Susan: "I don't know if I always have, but I try. I made a decision in the first year that I came to LA as an executive. I looked around at the people in senior positions and asked, 'Who do I want to be? How do I want to succeed? On what terms do I want to succeed? On what terms will success be meaningful to me?' I made decisions about how I would and how I wouldn't behave. I had a good sounding board in Stan.

"I decided that I wasn't going to suffer over losing a project or fight with a colleague. If I did my work that which was meant for me would come to me.

"If you don't make a conscious choice to keep your compass on due north, you will slip into telling yourself lies. If you are able to lie to yourself too well, you won't be able to tell the truth about character and stories."

Luke: "I've heard that females are particularly suited for producing because it is a nurturing position."
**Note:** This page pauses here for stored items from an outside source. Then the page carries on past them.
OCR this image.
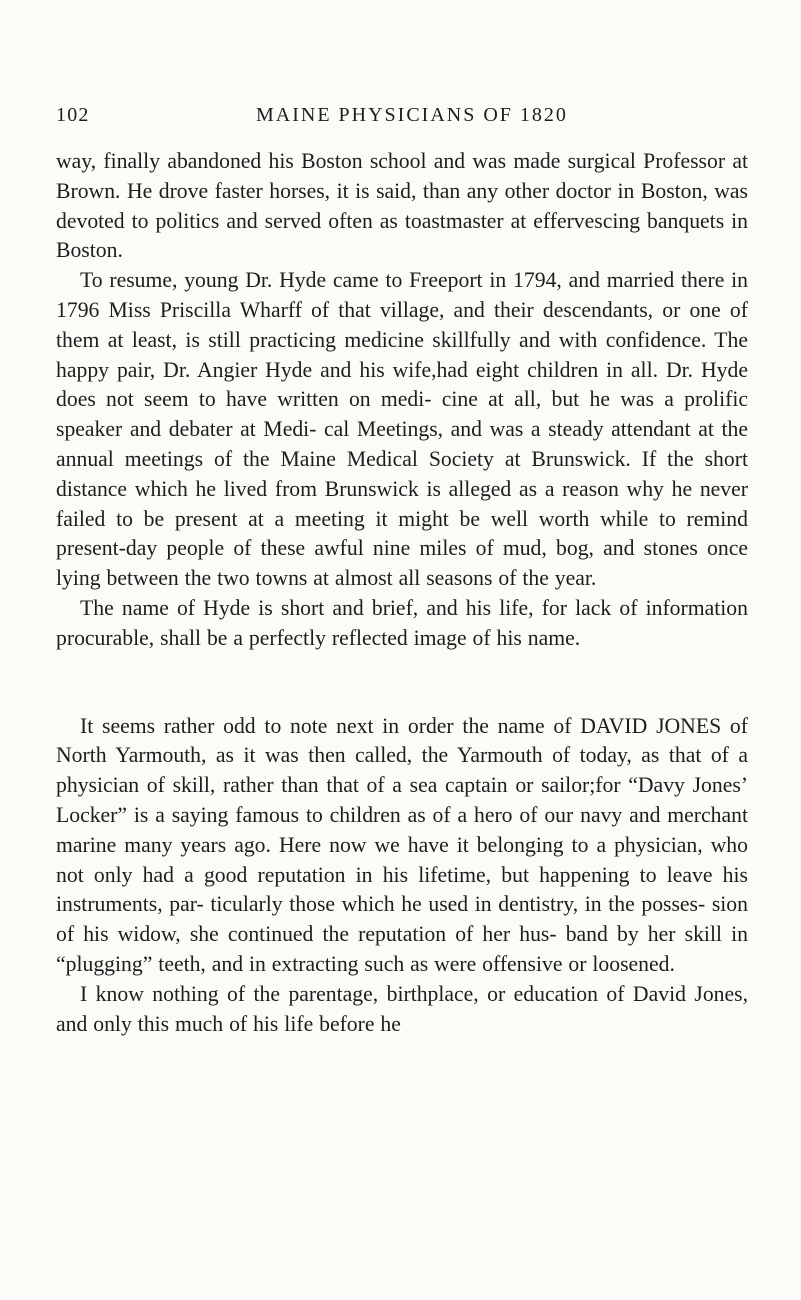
102	MAINE PHYSICIANS OF 1820

way, finally abandoned his Boston school and was made surgical Professor at Brown. He drove faster horses, it is said, than any other doctor in Boston, was devoted to politics and served often as toastmaster at effervescing banquets in Boston.

To resume, young Dr. Hyde came to Freeport in 1794, and married there in 1796 Miss Priscilla Wharff of that village, and their descendants, or one of them at least, is still practicing medicine skillfully and with confidence. The happy pair, Dr. Angier Hyde and his wife,had eight children in all. Dr. Hyde does not seem to have written on medi- cine at all, but he was a prolific speaker and debater at Medi- cal Meetings, and was a steady attendant at the annual meetings of the Maine Medical Society at Brunswick. If the short distance which he lived from Brunswick is alleged as a reason why he never failed to be present at a meeting it might be well worth while to remind present-day people of these awful nine miles of mud, bog, and stones once lying between the two towns at almost all seasons of the year.

The name of Hyde is short and brief, and his life, for lack of information procurable, shall be a perfectly reflected image of his name.

It seems rather odd to note next in order the name of DAVID JONES of North Yarmouth, as it was then called, the Yarmouth of today, as that of a physician of skill, rather than that of a sea captain or sailor;for “Davy Jones’ Locker” is a saying famous to children as of a hero of our navy and merchant marine many years ago. Here now we have it belonging to a physician, who not only had a good reputation in his lifetime, but happening to leave his instruments, par- ticularly those which he used in dentistry, in the posses- sion of his widow, she continued the reputation of her hus- band by her skill in “plugging” teeth, and in extracting such as were offensive or loosened.

I know nothing of the parentage, birthplace, or education of David Jones, and only this much of his life before he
Susan: "True. Some men have those qualities too. Women are trained from an early age to collaborate and there's a natural nurturing quality that women have that lends itself to producing."

Luke: "Why do you think Hollywood is so afraid of stories involving organized religion?"

Susan: "I don't know. I've never been a member of an organized religion. I've often wondered why Jewish executives are so afraid of Jewish material. That was a very strong feeling in me when I was starting out but with movies like Schindler's List that's lifted. Maybe organized religion feels exclusive. Movies about a specific faith may shut out large parts of the audience that are not in that faith. Maybe it's a marketing decision."

Luke: "When PG-rated films make more money than R-rated ones, why does Hollywood produce so many R-rated films?"

Susan: "Maybe because human experience is R-rated. Oedipus acted out on the screen in a contemporary way... Do you think it would be PG-13? I don't think so."